Data availability in Web3 refers to the ability of a network to guarantee that all network participants have access to the data needed to verify a block. This is a critical ability for a Web3 network, but it has created an unexpected problem. Let’s take a closer look.
What is the data availability problem?
On the surface, it seems that ensuring data availability shouldn’t be much of a problem. After all, you can just download a complete copy of the ledger and check if there are any discrepancies. In fact, this is what the full nodes in a blockchain network do. However, there are more to a blockchain network than full nodes, with the other main type being light nodes. For a light note it’s essential not to have to download the full history of the entire chain. Additionally, this is a problem for scalability. This is why, similarly to light nodes, scaling solutions such as shard chains and rollups need other ways to prove data availability in order to be able to process transaction data efficiently.
How data availability affects light nodes
A blockchain network comprising only full nodes would be too impractical, inefficient and limited in its ability to attract and retain users. This is where light nodes come in. A light node is designed to provide users with access to essential services (for example, wallets) without having to download a full copy of the network ledger. Additionally, a light node only needs to verify the block header and not the block transaction data.
Naturally, this means that, by design, a light node cannot verify independently the block headers, so it cannot guarantee data availability on its own. We’ll see how light nodes on Ethereum use a combination of solutions to address the data availability problem.
How data availability affects rollups
Rollups are scaling solutions for Ethereum that execute transactions off-chain, batch the results and submit them in a highly compressed form to mainnet. This way a batch of thousands of rollup transactions can be sent via a single transaction to Ethereum, making the process very efficient and cost-effective. However, we still need to have the ability to check the original data to verify that no invalid transactions have been submitted.

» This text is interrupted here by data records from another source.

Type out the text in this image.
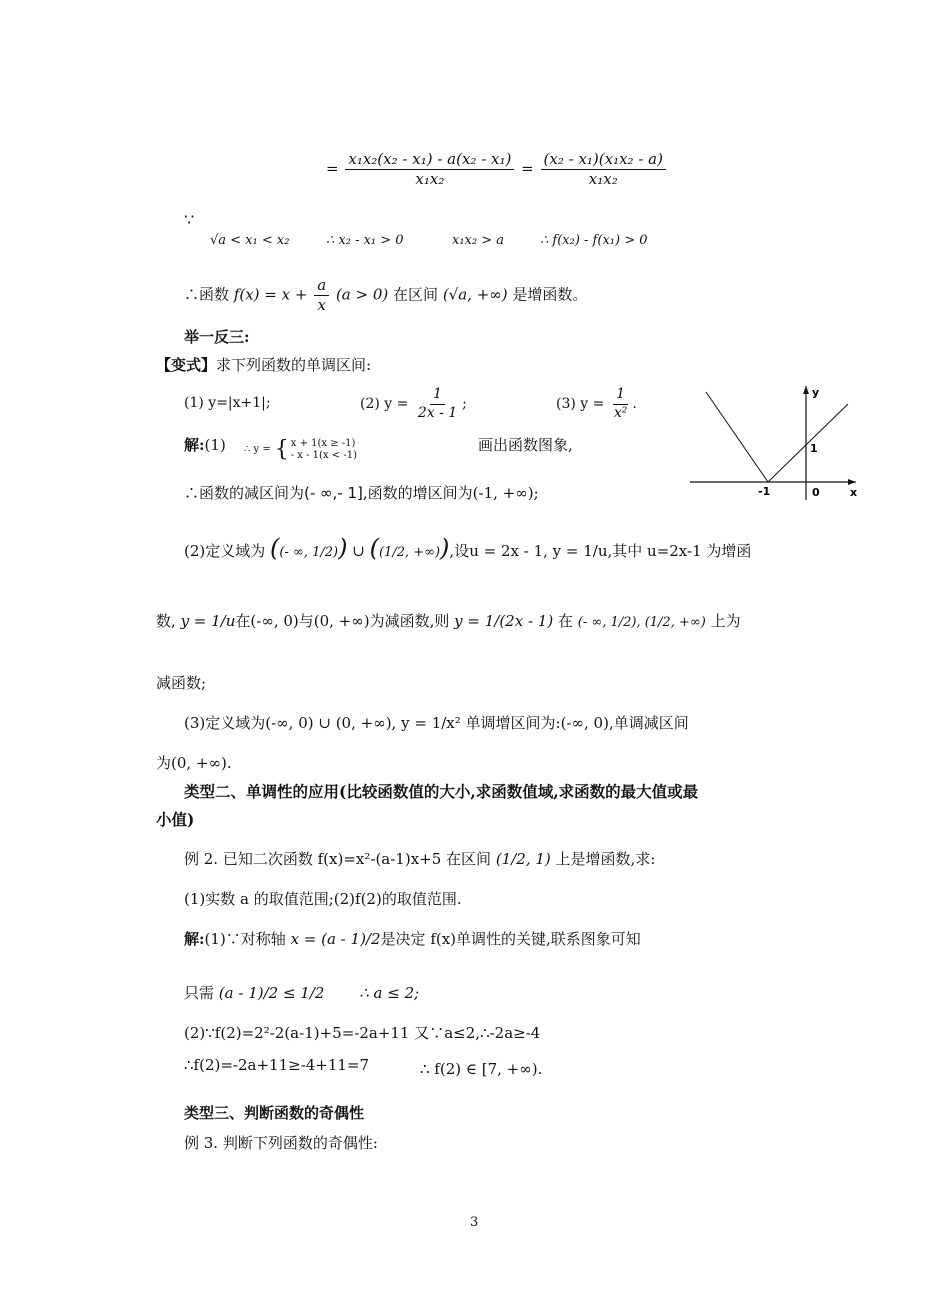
= $\frac{\text{x₁x₂(x₂ - x₁) - a(x₂ - x₁)}}{\text{x₁x₂}} = \frac{\text{(x₂ - x₁)(x₁x₂ - a)}}{\text{x₁x₂}}$
∵
√a < x₁ < x₂	∴ x₂ - x₁ > 0	x₁x₂ > a	∴ f(x₂) - f(x₁) > 0
∴函数 $f(x) = x + \frac{a}{x} (a > 0)$ 在区间 (√a, +∞) 是增函数。
举一反三:
【变式】求下列函数的单调区间:
(1) y=|x+1|;	(2) $y = \frac{1}{2x - 1}$ ;	(3) $y = \frac{1}{\text{x²}}$ .
解:(1) ∴ y = { x + 1(x ≥ -1)
- x - 1(x < -1)
画出函数图象,
∴函数的减区间为(- ∞,- 1],函数的增区间为(-1, +∞);
y
x
1
-1	0
(2)定义域为 ((- ∞, 1/2)) ∪ ((1/2, +∞)),设u = 2x - 1, y = 1/u,其中 u=2x-1 为增函
数, y = 1/u在(-∞, 0)与(0, +∞)为减函数,则 y = 1/(2x - 1) 在 (- ∞, 1/2), (1/2, +∞) 上为
减函数;
(3)定义域为(-∞, 0) ∪ (0, +∞), y = 1/x² 单调增区间为:(-∞, 0),单调减区间
为(0, +∞).
类型二、单调性的应用(比较函数值的大小,求函数值域,求函数的最大值或最
小值)
例 2. 已知二次函数 f(x)=x²-(a-1)x+5 在区间 (1/2, 1) 上是增函数,求:
(1)实数 a 的取值范围;(2)f(2)的取值范围.
解:(1)∵对称轴 x = (a - 1)/2是决定 f(x)单调性的关键,联系图象可知
只需 (a - 1)/2 ≤ 1/2 ∴ a ≤ 2;
(2)∵f(2)=2²-2(a-1)+5=-2a+11 又∵a≤2,∴-2a≥-4
∴f(2)=-2a+11≥-4+11=7	∴ f(2) ∈ [7, +∞).
类型三、判断函数的奇偶性
例 3. 判断下列函数的奇偶性:
3
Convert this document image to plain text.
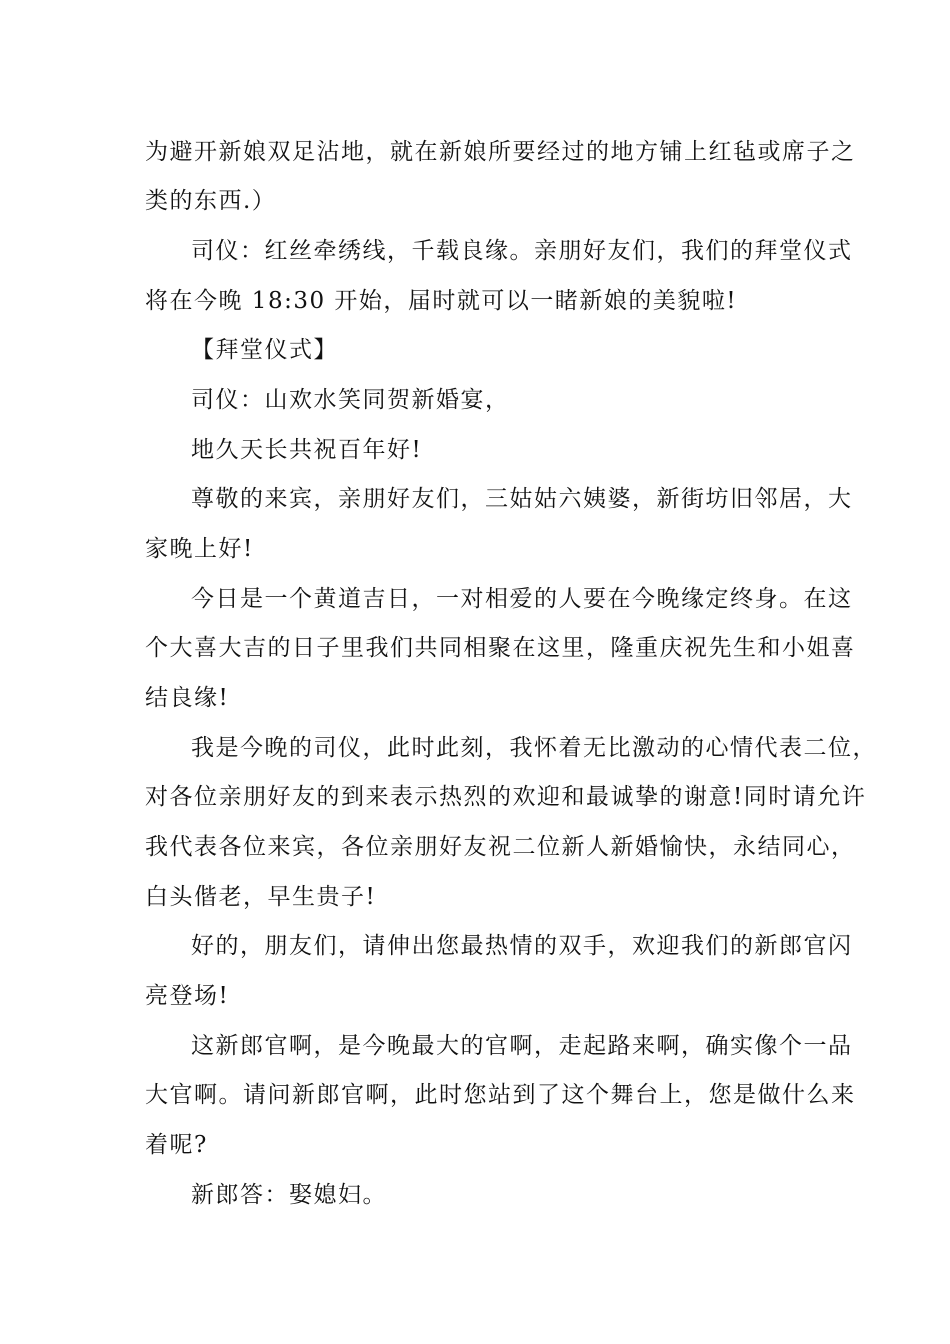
为避开新娘双足沾地，就在新娘所要经过的地方铺上红毡或席子之
类的东西.）
司仪：红丝牵绣线，千载良缘。亲朋好友们，我们的拜堂仪式
将在今晚 18:30 开始，届时就可以一睹新娘的美貌啦!
【拜堂仪式】
司仪：山欢水笑同贺新婚宴，
地久天长共祝百年好!
尊敬的来宾，亲朋好友们，三姑姑六姨婆，新街坊旧邻居，大
家晚上好!
今日是一个黄道吉日，一对相爱的人要在今晚缘定终身。在这
个大喜大吉的日子里我们共同相聚在这里，隆重庆祝先生和小姐喜
结良缘!
我是今晚的司仪，此时此刻，我怀着无比激动的心情代表二位，
对各位亲朋好友的到来表示热烈的欢迎和最诚挚的谢意!同时请允许
我代表各位来宾，各位亲朋好友祝二位新人新婚愉快，永结同心，
白头偕老，早生贵子!
好的，朋友们，请伸出您最热情的双手，欢迎我们的新郎官闪
亮登场!
这新郎官啊，是今晚最大的官啊，走起路来啊，确实像个一品
大官啊。请问新郎官啊，此时您站到了这个舞台上，您是做什么来
着呢?
新郎答：娶媳妇。
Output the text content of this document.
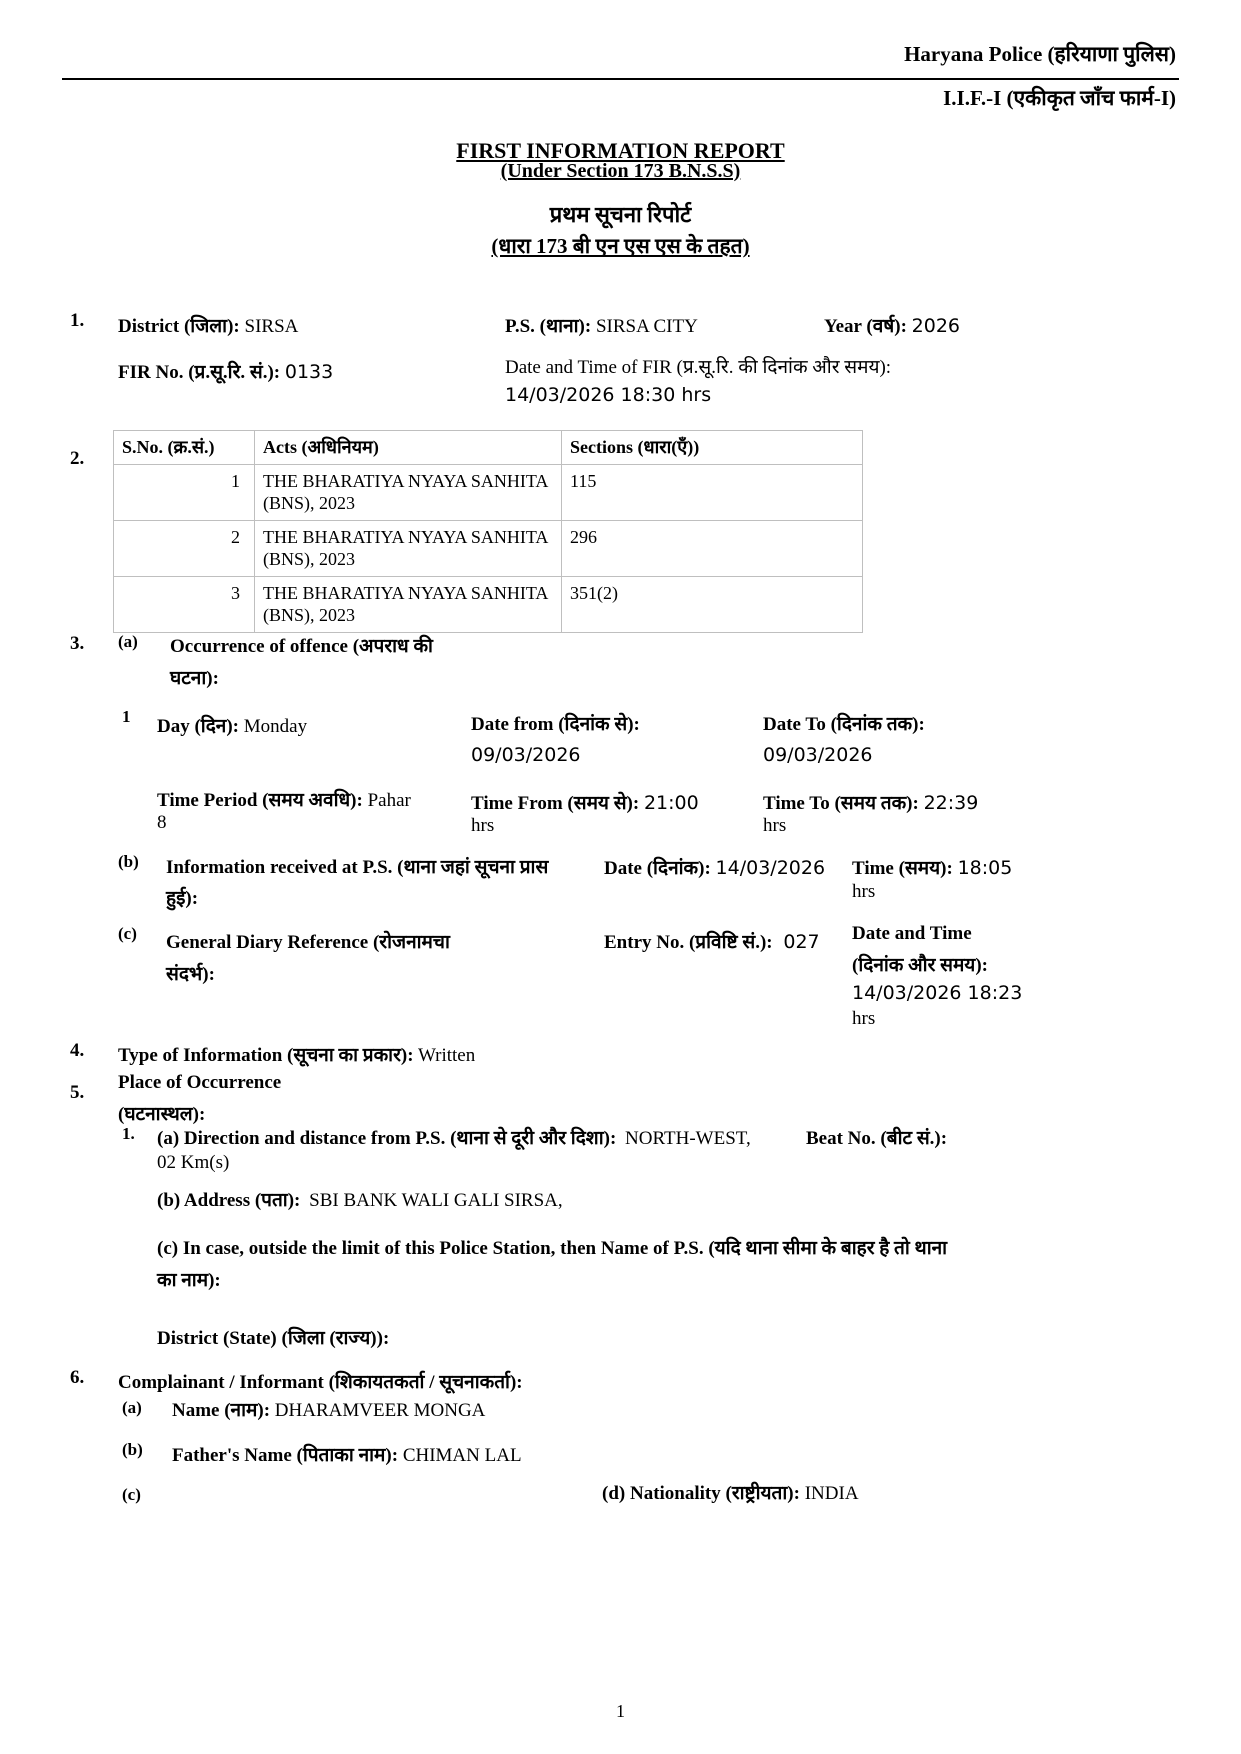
Haryana Police (हरियाणा पुलिस)
I.I.F.-I (एकीकृत जाँच फार्म-I)
FIRST INFORMATION REPORT
(Under Section 173 B.N.S.S)
प्रथम सूचना रिपोर्ट
(धारा 173 बी एन एस एस के तहत)
1. District (जिला): SIRSA	P.S. (थाना): SIRSA CITY	Year (वर्ष): 2026
FIR No. (प्र.सू.रि. सं.): 0133	Date and Time of FIR (प्र.सू.रि. की दिनांक और समय):
14/03/2026 18:30 hrs
2.
S.No. (क्र.सं.)	Acts (अधिनियम)	Sections (धारा(एँ))
1	THE BHARATIYA NYAYA SANHITA (BNS), 2023	115
2	THE BHARATIYA NYAYA SANHITA (BNS), 2023	296
3	THE BHARATIYA NYAYA SANHITA (BNS), 2023	351(2)
3. (a) Occurrence of offence (अपराध की
घटना):
1 Day (दिन): Monday	Date from (दिनांक से):
09/03/2026
Date To (दिनांक तक):
09/03/2026
Time Period (समय अवधि): Pahar
8
Time From (समय से): 21:00
hrs
Time To (समय तक): 22:39
hrs
(b) Information received at P.S. (थाना जहां सूचना प्रास
हुई):
Date (दिनांक): 14/03/2026 Time (समय): 18:05
hrs
(c) General Diary Reference (रोजनामचा
संदर्भ):
Entry No. (प्रविष्टि सं.): 027 Date and Time
(दिनांक और समय):
14/03/2026 18:23
hrs
4. Type of Information (सूचना का प्रकार): Written
5. Place of Occurrence
(घटनास्थल):
1. (a) Direction and distance from P.S. (थाना से दूरी और दिशा): NORTH-WEST,
02 Km(s)
Beat No. (बीट सं.):
(b) Address (पता): SBI BANK WALI GALI SIRSA,
(c) In case, outside the limit of this Police Station, then Name of P.S. (यदि थाना सीमा के बाहर है तो थाना
का नाम):
District (State) (जिला (राज्य)):
6. Complainant / Informant (शिकायतकर्ता / सूचनाकर्ता):
(a) Name (नाम): DHARAMVEER MONGA
(b) Father's Name (पिताका नाम): CHIMAN LAL
(c)	(d) Nationality (राष्ट्रीयता): INDIA
1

This is especially true for optimistic rollups like Arbitrum and Optimism, which assume that all transactions are valid. So optimistic rollups allow for a grace period, typically a week, during which independent verifiers can check the original data and challenge the rollup with a ‘fraud proof’ if a problem is found. But for this to work, the data needs to be available for review.
ZK rollups take a different approach. While they also execute transactions off-chain, for every batch they generate a zero-knowledge proof that proves the validity of those transactions. Because of these ‘validity proofs’, you don’t need to independently verify the transaction data. However, you still need access to state data in order to guarantee the functionality of the rollup or interact with it.
In order to enable fraud proofs, optimistic rollups currently post data as CALLDATA, making it permanently available on-chain. However, this is expensive and permanently takes up valuable on-chain storage space. The proposed solution to that problem will affect data availability.
EIP-4844, also known as proto-danksharding, will introduce data ‘blobs’, which will provide cheaper temporary storage space for rollups to post data. The blobs, along with the data they store, will be deleted after a fixed period of 1-3 months. This will make rollups even better at scaling Ethereum, but it also means that the rollup data won’t be available on-chain in perpetuity (although, off-chain storage will still be possible).
Data availability solutions
The importance of on-chain data availability is undeniable, but it is also clear that we need to achieve it in an efficient and cost efficient way. So far, two types of data availability solutions have stood out.
Data availability sampling
This method involves downloading random samples of the total data. Successfully downloading the samples means that it is highly likely that all of the data is available. This method can be used by any node. DAS will also be used to verify data availability in blobs after EIP-4844’s implementation.
Data availability committees
DACs are trusted parties whose function is to attest to data availability. They provide an alternative to data availability sampling, but can also be used in combination with that method. For example, Ethereum uses random sets of 512 validators that function as DACs to provide light nodes with data availability attestations. A light note can then use DAS for protection against potential attackers masquerading as honest DACs.
Some validiums – a type of scaling solution for Ethereum – also make use of DACs. In that case the DAC is responsible for storing the data off-chain and providing it whenever there is a dispute. The DAC members also post on-chain attestations to guarantee that the data is available.
Guaranteeing data availability is a key prerequisite for any Web3 network, but it can also impose significant limitations on network capacity. Fortunately, solutions such as DACs and DAS allow us to deal with the data availability problem without compromising network security.